Full BC on PS3 (proven via Jailbreak) *spawn

Great response. For some reason it didn't occur to me that the pointers could just be redirected and you'd hold a translation table.

A first thought however The setup will still suffer some loss regardless. Data is likely to be setup serially for pre fetch. With this translation your likely going to be jumping all over memory. There still will be heavy penalties I think.

I think any inefficiencies introduced there will more than be made up for by the inherent efficiency of having a single memory pool where all memory accesses have the ability to leverage GDDR5-class bandwidth.
 
I think any inefficiencies introduced there will more than be made up for by the inherent efficiency of having a single memory pool where all memory accesses have the ability to leverage GDDR5-class bandwidth.
With the caveat that normally Xbox one operates with 2 pools of memory. The GPU operating with esram and DDR3. And the CPU operating with DDR3.

If memory contention is an issue on Xbox one and PS4, adding in this additional pool (whose behaviour is to operating without such limitations and more importantly operate on its own) should/could exasperate that issue greatly.

While I agree that your solution is likely closer to optimal, in moments in which esram bandwidth is hitting 140GB/s-170GB/s which is a combination of simultaneous read and writes I see the performance dropping significantly. Everything they I've learned from this board has indicated to me that DDR bandwidth is chopped heavily in scenarios where it's read followed by write followed by read. Or read and write at the same time.

But 2x-3x more GPU performance could very well make up for it.
 
Excuse my early sarcasm. Now I understand why the cpu/gpu power delta was brought up. It wasn't as clear to me before.
Also, do you guys think its possible to have some custom hardware doing some of that translation work and of DMA's work, to free up cpu from those tasks? That still would take less die area than esram I believe.
 
Excuse my early sarcasm. Now I understand why the cpu/gpu power delta was brought up. It wasn't as clear to ms before.
Also, do you guys think its possible to have some custom hardware doing some of that translation work and of DMA's work, to free up cpu from those tasks? That still would take less die area than esram I believe.
There's definitely a lot of ways to approach it, and certainly a hardware assisted emulation could help. I do believe something could be created like you've mentioned but that's beyond my knowledge entirely.

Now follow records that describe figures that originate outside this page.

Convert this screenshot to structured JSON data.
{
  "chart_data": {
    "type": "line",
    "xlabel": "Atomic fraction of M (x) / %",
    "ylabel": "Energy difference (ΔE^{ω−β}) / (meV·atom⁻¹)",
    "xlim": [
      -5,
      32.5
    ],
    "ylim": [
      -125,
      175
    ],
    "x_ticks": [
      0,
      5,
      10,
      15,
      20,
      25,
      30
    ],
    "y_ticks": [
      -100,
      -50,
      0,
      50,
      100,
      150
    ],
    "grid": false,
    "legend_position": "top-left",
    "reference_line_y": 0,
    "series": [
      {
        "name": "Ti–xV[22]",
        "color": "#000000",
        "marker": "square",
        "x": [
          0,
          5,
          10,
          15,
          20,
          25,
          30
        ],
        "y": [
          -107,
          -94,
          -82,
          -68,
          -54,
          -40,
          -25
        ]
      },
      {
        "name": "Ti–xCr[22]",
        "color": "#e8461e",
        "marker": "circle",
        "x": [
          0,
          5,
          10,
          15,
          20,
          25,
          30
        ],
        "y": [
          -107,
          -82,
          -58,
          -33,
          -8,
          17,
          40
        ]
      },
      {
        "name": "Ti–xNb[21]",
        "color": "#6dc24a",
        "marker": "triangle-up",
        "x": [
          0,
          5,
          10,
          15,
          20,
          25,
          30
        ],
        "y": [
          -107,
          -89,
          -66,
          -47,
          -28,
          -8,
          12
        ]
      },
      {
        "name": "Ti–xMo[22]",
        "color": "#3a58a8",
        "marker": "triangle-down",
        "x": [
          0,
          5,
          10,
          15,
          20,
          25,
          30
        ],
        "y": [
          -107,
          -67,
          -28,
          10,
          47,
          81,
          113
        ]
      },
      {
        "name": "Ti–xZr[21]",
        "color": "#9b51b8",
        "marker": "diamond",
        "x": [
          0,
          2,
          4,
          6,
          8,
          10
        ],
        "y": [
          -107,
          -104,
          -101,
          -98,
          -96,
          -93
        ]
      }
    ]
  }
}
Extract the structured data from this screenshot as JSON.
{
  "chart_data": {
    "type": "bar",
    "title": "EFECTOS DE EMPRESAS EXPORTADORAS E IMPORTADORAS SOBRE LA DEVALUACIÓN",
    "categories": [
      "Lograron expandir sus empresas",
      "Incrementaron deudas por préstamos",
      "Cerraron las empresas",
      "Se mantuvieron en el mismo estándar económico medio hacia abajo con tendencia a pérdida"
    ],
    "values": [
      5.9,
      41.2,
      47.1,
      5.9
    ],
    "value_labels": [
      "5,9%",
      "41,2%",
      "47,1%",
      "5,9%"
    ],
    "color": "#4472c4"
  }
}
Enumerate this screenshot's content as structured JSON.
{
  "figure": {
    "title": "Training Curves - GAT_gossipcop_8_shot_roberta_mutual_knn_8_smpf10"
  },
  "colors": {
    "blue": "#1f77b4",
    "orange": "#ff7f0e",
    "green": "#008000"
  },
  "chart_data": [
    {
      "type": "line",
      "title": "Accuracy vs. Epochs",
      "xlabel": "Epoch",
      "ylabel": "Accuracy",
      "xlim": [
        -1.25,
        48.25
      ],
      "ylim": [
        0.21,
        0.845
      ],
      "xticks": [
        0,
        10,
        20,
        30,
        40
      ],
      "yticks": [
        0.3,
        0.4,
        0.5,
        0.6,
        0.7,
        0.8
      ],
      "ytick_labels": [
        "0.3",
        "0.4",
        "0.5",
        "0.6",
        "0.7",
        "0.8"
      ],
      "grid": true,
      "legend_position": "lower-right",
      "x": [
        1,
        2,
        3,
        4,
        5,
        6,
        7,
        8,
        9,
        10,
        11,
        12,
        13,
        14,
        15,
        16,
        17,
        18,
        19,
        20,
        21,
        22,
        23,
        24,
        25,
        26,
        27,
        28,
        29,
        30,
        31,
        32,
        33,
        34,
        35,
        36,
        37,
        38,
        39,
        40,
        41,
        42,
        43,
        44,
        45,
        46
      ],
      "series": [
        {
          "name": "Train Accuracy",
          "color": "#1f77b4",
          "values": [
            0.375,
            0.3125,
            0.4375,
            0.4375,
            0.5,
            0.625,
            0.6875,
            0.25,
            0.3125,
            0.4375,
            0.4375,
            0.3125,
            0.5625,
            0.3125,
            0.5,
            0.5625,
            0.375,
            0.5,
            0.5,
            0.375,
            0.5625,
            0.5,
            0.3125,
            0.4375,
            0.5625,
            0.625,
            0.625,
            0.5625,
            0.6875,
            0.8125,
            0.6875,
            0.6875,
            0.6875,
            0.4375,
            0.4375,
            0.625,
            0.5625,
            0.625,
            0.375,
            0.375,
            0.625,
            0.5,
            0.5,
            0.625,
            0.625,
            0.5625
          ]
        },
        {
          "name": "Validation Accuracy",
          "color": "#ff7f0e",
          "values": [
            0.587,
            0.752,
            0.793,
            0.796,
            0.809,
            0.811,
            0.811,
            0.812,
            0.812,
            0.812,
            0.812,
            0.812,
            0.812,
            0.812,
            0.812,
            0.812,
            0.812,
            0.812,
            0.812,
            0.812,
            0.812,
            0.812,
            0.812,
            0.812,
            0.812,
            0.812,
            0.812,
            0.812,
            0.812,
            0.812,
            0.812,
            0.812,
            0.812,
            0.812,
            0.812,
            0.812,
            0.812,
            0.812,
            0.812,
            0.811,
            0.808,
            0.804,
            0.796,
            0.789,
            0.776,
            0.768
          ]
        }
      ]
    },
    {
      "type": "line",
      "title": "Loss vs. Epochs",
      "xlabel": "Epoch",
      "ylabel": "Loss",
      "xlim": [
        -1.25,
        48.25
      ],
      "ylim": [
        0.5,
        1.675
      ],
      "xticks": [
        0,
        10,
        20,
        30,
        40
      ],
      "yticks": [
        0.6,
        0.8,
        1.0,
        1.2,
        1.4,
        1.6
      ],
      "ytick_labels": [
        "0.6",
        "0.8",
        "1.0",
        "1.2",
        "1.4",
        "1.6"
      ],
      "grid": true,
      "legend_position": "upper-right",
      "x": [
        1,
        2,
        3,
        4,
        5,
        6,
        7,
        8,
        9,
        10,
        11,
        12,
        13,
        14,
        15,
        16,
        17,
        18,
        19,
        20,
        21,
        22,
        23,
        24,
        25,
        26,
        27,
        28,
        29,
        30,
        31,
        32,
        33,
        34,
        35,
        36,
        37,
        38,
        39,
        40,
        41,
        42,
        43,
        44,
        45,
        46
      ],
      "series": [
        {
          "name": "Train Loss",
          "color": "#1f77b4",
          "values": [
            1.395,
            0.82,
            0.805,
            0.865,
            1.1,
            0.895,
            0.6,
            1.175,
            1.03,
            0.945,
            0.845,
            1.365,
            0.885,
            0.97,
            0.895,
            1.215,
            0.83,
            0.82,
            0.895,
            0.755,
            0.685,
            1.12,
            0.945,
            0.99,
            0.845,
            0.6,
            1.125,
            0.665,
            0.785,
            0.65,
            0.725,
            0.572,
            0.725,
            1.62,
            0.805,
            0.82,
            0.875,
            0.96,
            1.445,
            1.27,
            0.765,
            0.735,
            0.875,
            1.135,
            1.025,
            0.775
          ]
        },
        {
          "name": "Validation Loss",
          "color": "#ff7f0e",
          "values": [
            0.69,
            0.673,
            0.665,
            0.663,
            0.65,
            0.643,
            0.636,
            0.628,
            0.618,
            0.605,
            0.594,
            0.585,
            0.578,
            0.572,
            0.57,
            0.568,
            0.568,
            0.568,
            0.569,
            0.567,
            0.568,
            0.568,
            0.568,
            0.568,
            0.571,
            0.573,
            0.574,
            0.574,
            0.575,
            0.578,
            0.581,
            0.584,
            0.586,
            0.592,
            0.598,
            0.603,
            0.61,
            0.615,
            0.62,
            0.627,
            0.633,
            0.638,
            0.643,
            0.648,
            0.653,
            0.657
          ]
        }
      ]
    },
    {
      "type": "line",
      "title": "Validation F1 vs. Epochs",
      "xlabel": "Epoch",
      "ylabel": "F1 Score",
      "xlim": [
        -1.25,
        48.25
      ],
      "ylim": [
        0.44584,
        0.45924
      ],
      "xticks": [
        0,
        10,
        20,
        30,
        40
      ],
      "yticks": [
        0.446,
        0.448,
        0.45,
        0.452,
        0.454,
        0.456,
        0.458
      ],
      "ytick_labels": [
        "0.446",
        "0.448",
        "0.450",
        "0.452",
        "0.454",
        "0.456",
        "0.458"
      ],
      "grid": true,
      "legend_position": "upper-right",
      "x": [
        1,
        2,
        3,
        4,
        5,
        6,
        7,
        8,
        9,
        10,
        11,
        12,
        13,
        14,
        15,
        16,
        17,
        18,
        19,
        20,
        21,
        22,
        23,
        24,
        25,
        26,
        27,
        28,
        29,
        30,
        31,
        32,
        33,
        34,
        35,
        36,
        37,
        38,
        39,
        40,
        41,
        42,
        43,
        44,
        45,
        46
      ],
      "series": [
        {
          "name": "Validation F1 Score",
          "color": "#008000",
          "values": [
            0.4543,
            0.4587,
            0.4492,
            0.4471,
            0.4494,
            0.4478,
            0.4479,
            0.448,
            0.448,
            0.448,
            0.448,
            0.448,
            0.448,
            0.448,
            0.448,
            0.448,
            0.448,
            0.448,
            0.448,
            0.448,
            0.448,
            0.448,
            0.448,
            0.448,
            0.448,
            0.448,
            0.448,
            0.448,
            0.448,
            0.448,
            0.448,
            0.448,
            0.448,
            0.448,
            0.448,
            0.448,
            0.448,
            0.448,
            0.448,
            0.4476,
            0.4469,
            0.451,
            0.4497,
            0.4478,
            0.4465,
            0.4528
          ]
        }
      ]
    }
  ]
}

I like Mcorbos idea in just virtualizing the memory stack. His idea is the most straight forward unless developers are doing some crazy hacks in esram in which I imagine crashing will result. His idea will be based around having enough performance to overcome the limitations in which I suppose in 1 or 2 months we will know if there is enough.
 
I wonder how much simply "moving" data (copy then "destroying" the original) is used relative to other other operations involving the two memory pools.

For example, simply moving data and not performing any kind of operation on it means a read, a write into the new location, then a read to do something with it, then another write. You could halve your BW consumed in such a situation by simply reading in one pool, performing your operation, then writing to the other. I would assume that this is what developers would aim for when working out how to structure operations for optimal performance. Move with decompress appeared to be an interesting feature of the X1, but that would require a decompress to work so you're going to be reading and writing again whatever memory arrangement you have.
 
I wonder how much simply "moving" data (copy then "destroying" the original) is used relative to other other operations involving the two memory pools.

For example, simply moving data and not performing any kind of operation on it means a read, a write into the new location, then a read to do something with it, then another write. You could halve your BW consumed in such a situation by simply reading in one pool, performing your operation, then writing to the other. I would assume that this is what developers would aim for when working out how to structure operations for optimal performance. Move with decompress appeared to be an interesting feature of the X1, but that would require a decompress to work so you're going to be reading and writing again whatever memory arrangement you have.

The only time you would want to move data out of ESRAM without performing an operation on it is when you needed to move something else into ESRAM to perform an operation on it and needed to clear space. The limitation of only having 32MB at a time that can run at this higher bandwidth is another reason that I don't think that emulating it on a system with similar aggregate bandwidth that's available to all of its data would be a major problem.
 
The only time you would want to move data out of ESRAM without performing an operation on it is when you needed to move something else into ESRAM to perform an operation on it and needed to clear space. The limitation of only having 32MB at a time that can run at this higher bandwidth is another reason that I don't think that emulating it on a system with similar aggregate bandwidth that's available to all of its data would be a major problem.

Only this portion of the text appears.